Oh that we would know that the Spirit is hovering over the unformed chaos of our lives.
The presence of God is always present, offering us the pattern of heaven that signals the renewal of any moment, and the reordering of the most chaotic environments. Every moment, every action, every thought, every problem contains the renewal potential of remaking them according to the pattern of heaven—of remaking our broken stories into something far better.
To enter into this, we need to surrender our urge to write our own stories—our supposed “right” to do so, even—and that is no easy task. But our own efforts are revealed as meagre and unstable when we try to navigate the deep fracturing of our lives.
To close, here’s a song to sit with: In Time, John Lucas retells Ecclesiastes 3 and brings deep comfort with this chorus. (You can listen on YouTube here)

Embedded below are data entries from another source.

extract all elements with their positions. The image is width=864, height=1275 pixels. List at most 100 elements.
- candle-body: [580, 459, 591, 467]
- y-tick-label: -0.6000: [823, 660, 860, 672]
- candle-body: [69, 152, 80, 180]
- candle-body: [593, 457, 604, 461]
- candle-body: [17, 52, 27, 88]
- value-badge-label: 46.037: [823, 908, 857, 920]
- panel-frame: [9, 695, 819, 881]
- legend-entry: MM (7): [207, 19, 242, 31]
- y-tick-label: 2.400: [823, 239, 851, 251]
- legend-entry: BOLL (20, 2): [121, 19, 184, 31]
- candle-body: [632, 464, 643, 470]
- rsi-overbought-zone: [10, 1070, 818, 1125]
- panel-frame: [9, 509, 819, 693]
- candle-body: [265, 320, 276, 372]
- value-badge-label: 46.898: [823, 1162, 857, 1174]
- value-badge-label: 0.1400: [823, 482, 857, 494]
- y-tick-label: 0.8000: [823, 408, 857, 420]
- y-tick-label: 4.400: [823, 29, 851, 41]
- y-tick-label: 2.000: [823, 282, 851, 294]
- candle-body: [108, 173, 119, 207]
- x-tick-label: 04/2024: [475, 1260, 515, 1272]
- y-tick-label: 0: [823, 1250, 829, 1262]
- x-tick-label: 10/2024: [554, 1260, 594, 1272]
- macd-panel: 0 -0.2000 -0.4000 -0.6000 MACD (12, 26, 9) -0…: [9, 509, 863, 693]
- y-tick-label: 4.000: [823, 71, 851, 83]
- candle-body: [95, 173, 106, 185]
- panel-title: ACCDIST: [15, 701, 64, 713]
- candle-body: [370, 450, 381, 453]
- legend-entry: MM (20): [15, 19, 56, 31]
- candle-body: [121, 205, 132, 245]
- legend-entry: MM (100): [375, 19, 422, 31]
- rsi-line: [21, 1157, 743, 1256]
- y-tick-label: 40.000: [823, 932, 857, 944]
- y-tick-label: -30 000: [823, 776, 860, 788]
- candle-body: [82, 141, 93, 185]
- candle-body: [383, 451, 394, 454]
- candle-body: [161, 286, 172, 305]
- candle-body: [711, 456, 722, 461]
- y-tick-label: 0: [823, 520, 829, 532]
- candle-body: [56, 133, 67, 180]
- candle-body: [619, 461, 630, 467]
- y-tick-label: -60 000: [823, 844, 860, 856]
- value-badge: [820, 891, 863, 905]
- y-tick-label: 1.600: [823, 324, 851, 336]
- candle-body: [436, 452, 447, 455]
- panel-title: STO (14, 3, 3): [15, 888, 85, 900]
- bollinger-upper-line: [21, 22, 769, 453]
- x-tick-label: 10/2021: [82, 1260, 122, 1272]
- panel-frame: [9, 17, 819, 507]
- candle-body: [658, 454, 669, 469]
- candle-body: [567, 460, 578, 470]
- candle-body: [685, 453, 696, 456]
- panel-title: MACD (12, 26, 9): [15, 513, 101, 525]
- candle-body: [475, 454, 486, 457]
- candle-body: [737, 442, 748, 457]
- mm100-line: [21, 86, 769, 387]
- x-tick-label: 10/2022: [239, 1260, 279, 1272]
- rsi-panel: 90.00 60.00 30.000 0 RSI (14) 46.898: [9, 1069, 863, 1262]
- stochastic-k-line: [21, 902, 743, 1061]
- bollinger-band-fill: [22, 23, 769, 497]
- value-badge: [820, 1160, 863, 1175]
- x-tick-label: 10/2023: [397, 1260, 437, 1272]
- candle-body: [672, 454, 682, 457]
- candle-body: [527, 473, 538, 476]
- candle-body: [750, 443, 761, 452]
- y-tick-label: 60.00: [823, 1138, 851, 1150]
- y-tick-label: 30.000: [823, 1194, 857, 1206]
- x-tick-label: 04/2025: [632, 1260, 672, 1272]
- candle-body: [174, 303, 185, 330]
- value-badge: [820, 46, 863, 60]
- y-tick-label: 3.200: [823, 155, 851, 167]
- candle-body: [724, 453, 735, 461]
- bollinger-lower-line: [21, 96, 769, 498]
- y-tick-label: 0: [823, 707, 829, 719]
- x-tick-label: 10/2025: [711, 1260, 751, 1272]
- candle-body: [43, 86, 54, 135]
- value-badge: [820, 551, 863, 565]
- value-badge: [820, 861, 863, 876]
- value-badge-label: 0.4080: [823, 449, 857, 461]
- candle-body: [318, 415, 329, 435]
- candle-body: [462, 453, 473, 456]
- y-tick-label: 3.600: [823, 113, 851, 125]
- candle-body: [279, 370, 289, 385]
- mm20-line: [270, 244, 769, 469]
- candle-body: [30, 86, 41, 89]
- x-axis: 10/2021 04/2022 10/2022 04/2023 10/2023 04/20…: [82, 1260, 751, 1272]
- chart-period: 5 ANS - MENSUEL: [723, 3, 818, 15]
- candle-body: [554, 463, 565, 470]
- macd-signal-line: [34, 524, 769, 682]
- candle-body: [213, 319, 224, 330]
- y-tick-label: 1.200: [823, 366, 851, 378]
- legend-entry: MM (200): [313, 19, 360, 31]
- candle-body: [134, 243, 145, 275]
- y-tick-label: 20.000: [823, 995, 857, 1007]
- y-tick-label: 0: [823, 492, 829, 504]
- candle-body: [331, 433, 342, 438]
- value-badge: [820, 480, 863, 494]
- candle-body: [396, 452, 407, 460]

“And I don’t know the end, or tomorrow’s story
John Lucas, Time
But I have found the one who gives me rest
And I will make my bed in His promises
For He holds true when nothing’s left”
* I like using this word “dustiness” rather than “flesh,” because “flesh” gets easily confused with bodies and we can end up thinking that God has something against bodies altogether. In the New Testament “flesh” (sarx, σὰρξ) refers to the corrupted brokenness of our humanity by which sin leads to rebellion, suffering, and death.
** Yes, I’m thinking of Yeats’ poem The Second Coming (here). This phrasing continues to resonate in modern literature; I’m not sure if Eugene Peterson was thinking of it in his paraphrase of Isaiah 33:5, but I like it.